There are extensions to less trivial 2D/3D SLAM, and corresponding corollaries. In a nutshell, graph topology and estimation uncertainty is connected via Laplacian and Fisher Information.

### Topology selection for a better D-criterion

With the empirical connection, we drop covariance now and consider only the topology or the Laplacian

We are interested in edge selection (e.g., loop closure selection in a pose graph)

• k-ESP: Given a initial graph and several candidate edges (say potential loop closures), select at most k-edges to maximize connectivity and reduce uncertainty
• $$\Delta$$-ESP: Select as few edges as possible to reach the desired information gain $$\Delta$$

We know this can be computed in a batch:

• Select several edges, run Cholesky of the updated Laplacian, and measure t(G) (tree connectivity)
• Exact solution by evaluating in a batches is NP-hard.

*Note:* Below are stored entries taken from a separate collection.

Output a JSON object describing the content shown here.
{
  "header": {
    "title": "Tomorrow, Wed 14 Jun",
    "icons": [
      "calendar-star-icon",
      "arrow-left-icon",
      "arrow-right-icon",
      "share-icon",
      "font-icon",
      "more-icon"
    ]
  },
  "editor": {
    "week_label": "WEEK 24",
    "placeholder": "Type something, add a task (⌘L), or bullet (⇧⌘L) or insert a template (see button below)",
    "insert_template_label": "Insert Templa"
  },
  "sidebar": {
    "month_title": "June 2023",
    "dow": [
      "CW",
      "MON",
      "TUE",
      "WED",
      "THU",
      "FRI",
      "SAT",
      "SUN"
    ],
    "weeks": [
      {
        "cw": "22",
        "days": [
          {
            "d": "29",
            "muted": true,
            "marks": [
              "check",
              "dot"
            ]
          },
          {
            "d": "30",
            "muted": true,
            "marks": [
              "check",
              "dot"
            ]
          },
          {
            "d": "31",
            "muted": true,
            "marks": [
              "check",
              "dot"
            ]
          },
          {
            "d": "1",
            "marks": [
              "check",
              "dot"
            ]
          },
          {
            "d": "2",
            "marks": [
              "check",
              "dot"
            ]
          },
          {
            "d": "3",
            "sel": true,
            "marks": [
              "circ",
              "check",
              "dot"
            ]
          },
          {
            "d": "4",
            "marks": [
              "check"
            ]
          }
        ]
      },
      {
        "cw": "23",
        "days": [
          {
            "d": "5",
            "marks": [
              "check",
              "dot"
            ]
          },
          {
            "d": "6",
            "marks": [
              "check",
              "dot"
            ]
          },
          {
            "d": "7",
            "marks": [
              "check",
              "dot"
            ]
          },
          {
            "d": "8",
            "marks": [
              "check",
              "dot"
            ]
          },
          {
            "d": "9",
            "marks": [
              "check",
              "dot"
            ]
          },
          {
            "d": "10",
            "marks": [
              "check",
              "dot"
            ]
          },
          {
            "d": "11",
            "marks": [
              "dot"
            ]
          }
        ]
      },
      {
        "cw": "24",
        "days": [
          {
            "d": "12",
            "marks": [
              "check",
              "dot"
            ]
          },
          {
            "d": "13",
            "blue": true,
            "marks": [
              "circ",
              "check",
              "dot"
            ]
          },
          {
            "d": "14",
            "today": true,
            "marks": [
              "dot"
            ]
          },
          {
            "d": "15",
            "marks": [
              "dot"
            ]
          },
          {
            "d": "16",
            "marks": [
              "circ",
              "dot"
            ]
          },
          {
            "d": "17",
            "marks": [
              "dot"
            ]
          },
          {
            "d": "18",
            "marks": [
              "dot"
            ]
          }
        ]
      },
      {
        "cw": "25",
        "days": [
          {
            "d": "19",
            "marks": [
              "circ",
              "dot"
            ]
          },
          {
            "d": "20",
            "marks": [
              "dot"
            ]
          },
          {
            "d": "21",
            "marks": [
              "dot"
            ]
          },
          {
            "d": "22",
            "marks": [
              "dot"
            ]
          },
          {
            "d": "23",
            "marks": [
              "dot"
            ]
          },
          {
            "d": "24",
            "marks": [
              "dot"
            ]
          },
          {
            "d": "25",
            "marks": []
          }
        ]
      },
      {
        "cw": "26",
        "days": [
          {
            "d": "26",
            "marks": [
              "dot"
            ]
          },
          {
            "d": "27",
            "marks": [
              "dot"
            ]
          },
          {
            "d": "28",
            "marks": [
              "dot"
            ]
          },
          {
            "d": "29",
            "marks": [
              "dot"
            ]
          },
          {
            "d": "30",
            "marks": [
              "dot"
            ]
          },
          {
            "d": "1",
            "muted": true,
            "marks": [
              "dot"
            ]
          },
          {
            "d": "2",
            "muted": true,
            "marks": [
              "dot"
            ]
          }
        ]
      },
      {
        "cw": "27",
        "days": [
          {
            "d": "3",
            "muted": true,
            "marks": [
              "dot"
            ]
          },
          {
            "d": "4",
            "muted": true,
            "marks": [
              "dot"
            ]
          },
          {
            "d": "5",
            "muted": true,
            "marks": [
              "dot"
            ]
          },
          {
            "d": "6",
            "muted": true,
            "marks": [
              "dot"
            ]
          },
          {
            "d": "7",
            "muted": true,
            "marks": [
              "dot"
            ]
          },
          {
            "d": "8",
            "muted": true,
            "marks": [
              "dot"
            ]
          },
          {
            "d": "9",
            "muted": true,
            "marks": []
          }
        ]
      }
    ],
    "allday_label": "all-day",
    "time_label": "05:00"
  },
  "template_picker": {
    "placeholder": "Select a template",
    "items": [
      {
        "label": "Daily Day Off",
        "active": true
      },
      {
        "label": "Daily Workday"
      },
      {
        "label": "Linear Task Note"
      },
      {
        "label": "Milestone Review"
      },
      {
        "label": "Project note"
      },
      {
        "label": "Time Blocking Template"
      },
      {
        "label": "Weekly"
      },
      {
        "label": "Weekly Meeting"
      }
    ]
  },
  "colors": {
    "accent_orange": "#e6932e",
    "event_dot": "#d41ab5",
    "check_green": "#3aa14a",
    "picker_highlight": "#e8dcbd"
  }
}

There are C(m, k) combinations.

Can we do it incrementally by adding one edge $m_e$ in the incidence matrix?

• Yes, the gain is given by $$\Delta_e = m_e^\top L^{-1} m_e$$, where $$m_e$$ is the additional column in the incidence matrix
• So we can use the greedy algorithm: every time we add the edge with the max gain, then update the Laplacian

• Other solutions include convex relaxation

$L = L_{init} + \sum_j \pi_j L_{e_j} = MW^\pi M$

• Non-convex version

• Convex relaxation (can be solved with a laplacian multiplier

• In short: we know a criteria to properly select edges (loops) by (weighted) topology.

### Problems

• Can we generalize from the block diagonal covariance to general covariance? In other words, can we put more information to edges rather than a scalar weight?
• Can we put noisy-or factors on edges to support multi-hypothesis inference?
• Tree-connectivity is a global measurement. Can we limit it in a subgraph and consider properties in clique trees?
• For a clique we can use Cayley’s formula to directly obtain tree connectivity without decomposition. can this help in connectivity measurement?